Railroad Valley toad
- Conservation status: Vulnerable (IUCN 3.1)

Scientific classification
- Kingdom: Animalia
- Phylum: Chordata
- Class: Amphibia
- Order: Anura
- Family: Bufonidae
- Genus: Anaxyrus
- Species: A. nevadensis
- Binomial name: Anaxyrus nevadensis (Gordon, Simandle, Sandmeier & Tracy, 2020)
- Synonyms: Bufo nevadensis

= Railroad Valley toad =

- Authority: (Gordon, Simandle, Sandmeier & Tracy, 2020)
- Conservation status: VU
- Synonyms: Bufo nevadensis

Species of toad

The Railroad Valley toad (Anaxyrus nevadensis) is a species of toad in the family Bufonidae. It is endemic to Nye County in the state of Nevada in the United States.

== Taxonomy ==
It was formerly considered an isolated population of the common western toad (A. boreas) until morphological and phylogenetic analyses found it to be a separate species, and described it as such (alongside the Hot Creek toad, A. monfontanus) in 2020. The Dixie Valley toad (A. williamsi) was described a few years earlier for the same reasons. Phylogenetic evidence indicates that A. nevadensis and A. monfontanus are more closely related to A. boreas from modern-day Colorado and Utah than they are to any other members of the complex; hydrological analysis indicates that this may be because the White River and Colorado River likely had a historical connection, allowing western toads from those regions to colonize the southern Great Basin, and diverging into distinct species when the area dried up.

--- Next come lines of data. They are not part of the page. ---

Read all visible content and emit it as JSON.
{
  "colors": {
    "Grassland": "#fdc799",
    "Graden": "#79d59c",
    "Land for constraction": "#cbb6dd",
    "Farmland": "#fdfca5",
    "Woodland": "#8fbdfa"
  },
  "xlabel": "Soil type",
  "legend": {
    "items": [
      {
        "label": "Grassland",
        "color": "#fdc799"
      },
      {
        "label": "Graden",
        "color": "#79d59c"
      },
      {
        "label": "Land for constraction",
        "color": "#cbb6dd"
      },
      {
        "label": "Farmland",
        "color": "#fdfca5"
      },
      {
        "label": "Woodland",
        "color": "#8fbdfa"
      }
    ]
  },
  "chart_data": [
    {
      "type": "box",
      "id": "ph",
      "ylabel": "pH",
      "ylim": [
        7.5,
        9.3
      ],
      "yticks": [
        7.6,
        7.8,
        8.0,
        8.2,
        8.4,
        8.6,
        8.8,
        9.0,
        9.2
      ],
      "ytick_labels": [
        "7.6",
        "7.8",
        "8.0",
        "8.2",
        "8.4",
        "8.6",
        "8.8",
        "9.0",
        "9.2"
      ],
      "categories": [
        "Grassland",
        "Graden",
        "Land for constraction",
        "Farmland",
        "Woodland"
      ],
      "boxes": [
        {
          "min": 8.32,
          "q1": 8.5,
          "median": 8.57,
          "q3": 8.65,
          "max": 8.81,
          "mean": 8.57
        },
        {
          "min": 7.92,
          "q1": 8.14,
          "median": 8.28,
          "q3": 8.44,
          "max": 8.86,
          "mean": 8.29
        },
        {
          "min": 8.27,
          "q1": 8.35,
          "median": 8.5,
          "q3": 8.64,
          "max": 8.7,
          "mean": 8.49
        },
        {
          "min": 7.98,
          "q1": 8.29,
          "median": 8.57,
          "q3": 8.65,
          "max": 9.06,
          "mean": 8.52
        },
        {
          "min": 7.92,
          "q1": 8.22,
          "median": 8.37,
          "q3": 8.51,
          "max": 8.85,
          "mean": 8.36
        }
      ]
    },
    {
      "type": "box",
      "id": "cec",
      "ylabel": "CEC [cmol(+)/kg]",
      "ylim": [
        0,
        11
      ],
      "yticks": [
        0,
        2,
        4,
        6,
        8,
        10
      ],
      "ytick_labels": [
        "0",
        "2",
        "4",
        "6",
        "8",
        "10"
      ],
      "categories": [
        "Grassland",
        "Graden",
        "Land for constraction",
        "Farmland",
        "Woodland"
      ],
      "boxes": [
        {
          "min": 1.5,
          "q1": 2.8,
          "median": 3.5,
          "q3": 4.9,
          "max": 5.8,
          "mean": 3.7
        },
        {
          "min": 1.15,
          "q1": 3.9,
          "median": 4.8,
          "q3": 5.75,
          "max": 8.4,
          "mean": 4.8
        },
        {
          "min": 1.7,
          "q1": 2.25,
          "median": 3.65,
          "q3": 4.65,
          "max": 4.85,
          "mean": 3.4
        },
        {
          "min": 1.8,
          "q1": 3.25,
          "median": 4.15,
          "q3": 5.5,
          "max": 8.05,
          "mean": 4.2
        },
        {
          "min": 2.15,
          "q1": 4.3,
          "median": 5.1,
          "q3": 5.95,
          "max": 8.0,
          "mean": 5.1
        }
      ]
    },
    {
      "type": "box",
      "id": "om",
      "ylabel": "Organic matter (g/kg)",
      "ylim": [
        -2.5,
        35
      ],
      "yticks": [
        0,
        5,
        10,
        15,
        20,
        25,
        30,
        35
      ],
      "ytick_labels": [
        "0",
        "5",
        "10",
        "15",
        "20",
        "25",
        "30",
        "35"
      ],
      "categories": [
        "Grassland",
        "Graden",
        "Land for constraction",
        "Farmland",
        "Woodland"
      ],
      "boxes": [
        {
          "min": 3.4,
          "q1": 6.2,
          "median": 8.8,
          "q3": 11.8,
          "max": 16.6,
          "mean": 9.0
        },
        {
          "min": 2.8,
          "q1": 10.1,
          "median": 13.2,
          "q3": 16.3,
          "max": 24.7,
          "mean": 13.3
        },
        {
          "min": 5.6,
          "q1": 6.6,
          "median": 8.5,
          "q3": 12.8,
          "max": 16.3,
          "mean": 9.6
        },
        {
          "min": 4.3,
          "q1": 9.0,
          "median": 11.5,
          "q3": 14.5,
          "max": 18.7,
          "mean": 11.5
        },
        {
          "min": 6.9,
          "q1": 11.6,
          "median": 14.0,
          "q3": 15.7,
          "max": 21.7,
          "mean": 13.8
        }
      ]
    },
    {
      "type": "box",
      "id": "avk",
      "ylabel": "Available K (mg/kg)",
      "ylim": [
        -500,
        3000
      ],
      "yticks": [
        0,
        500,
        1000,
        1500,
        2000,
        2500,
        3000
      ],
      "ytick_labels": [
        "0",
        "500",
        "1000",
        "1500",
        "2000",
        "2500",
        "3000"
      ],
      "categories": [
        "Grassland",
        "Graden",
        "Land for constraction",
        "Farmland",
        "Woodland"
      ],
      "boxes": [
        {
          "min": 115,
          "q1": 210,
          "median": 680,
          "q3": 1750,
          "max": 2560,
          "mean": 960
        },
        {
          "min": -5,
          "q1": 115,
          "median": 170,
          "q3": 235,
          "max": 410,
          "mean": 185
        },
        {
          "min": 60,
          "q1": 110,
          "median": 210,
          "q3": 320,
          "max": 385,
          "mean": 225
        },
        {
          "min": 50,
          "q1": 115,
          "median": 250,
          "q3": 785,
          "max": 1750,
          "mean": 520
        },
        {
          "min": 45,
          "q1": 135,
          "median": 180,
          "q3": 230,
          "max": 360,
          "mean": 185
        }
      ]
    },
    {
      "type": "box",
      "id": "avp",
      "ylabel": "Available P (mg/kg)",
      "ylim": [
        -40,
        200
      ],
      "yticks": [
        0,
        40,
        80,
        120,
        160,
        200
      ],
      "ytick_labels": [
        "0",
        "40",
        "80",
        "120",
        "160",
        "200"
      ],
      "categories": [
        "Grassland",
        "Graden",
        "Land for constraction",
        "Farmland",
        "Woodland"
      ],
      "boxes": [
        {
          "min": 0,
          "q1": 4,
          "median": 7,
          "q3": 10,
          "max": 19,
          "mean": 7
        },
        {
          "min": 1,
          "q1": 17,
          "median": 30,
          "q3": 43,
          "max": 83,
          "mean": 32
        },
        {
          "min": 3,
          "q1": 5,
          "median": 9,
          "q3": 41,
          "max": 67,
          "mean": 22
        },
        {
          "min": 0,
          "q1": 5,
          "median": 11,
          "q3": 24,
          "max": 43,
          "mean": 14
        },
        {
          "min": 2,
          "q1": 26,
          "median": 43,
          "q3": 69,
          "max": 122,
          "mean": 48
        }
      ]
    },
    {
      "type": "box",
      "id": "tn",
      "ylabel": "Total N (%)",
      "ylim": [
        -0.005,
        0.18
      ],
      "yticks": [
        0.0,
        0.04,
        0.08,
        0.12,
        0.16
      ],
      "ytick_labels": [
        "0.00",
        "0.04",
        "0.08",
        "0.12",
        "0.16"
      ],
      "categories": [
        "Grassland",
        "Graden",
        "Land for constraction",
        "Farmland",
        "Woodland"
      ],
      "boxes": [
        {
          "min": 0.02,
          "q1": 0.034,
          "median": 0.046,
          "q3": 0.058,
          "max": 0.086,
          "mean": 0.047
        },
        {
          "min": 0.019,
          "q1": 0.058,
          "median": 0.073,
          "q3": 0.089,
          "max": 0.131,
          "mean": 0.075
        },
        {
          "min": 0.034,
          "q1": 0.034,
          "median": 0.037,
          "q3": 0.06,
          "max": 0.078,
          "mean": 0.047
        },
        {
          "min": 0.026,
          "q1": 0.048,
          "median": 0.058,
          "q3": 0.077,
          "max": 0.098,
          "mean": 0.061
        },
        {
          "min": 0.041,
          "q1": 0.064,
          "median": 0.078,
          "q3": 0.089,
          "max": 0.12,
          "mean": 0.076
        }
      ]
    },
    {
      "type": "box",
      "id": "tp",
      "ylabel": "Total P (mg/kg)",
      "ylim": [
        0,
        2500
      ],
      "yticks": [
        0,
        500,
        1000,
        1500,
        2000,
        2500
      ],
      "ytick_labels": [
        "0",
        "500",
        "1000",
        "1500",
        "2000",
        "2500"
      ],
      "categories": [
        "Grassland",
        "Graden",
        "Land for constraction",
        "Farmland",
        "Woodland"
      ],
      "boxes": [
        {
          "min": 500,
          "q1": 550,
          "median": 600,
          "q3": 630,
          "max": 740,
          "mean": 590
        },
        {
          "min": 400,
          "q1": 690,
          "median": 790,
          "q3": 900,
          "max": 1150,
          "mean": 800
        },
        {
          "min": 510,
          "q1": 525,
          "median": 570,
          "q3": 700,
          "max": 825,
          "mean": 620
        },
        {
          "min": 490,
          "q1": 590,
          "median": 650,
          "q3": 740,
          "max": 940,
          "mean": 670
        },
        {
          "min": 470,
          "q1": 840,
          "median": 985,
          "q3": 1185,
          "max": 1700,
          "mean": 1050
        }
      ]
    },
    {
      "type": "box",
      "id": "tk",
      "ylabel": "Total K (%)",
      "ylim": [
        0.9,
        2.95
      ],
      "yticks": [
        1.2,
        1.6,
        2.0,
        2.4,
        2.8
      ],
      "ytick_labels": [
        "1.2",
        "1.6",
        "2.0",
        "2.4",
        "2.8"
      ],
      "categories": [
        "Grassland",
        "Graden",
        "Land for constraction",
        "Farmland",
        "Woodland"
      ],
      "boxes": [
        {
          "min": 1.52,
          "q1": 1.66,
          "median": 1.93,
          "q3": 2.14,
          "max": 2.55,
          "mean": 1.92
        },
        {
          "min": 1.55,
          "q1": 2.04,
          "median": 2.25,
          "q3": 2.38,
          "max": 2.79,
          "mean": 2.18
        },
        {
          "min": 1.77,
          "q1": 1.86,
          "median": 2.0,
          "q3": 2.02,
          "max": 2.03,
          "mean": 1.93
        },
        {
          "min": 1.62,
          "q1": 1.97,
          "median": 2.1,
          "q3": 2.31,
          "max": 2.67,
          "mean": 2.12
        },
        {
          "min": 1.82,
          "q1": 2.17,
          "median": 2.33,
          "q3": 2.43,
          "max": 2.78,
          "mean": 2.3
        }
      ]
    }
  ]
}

== Distribution and habitat ==
It is endemic to the spring-fed wetlands of Lockes Ranch in Railroad Valley, Nye County, Nevada. This is an extremely restricted and remote habitat surrounded otherwise by sagebrush steppe, restricting toad dispersal.

== Description ==
It is one of the smallest species in the A. boreas species complex. It can be distinguished from A. boreas by its longer head and limbs, shorter and more narrow parotoid glands, and distinctive mottling on the undersides. It is brownish gray in coloration, flecked with dark brown, irregular spots.

== Threats ==
Railroad Valley is Nevada's primary oil reservoir and the majority of the state's petroleum production comes from here. These extractive activities are of major threat to the species, compounded by its severely restricted range. The toad would be imperiled even more by further anthropogenic modifications that would degrade its habitat.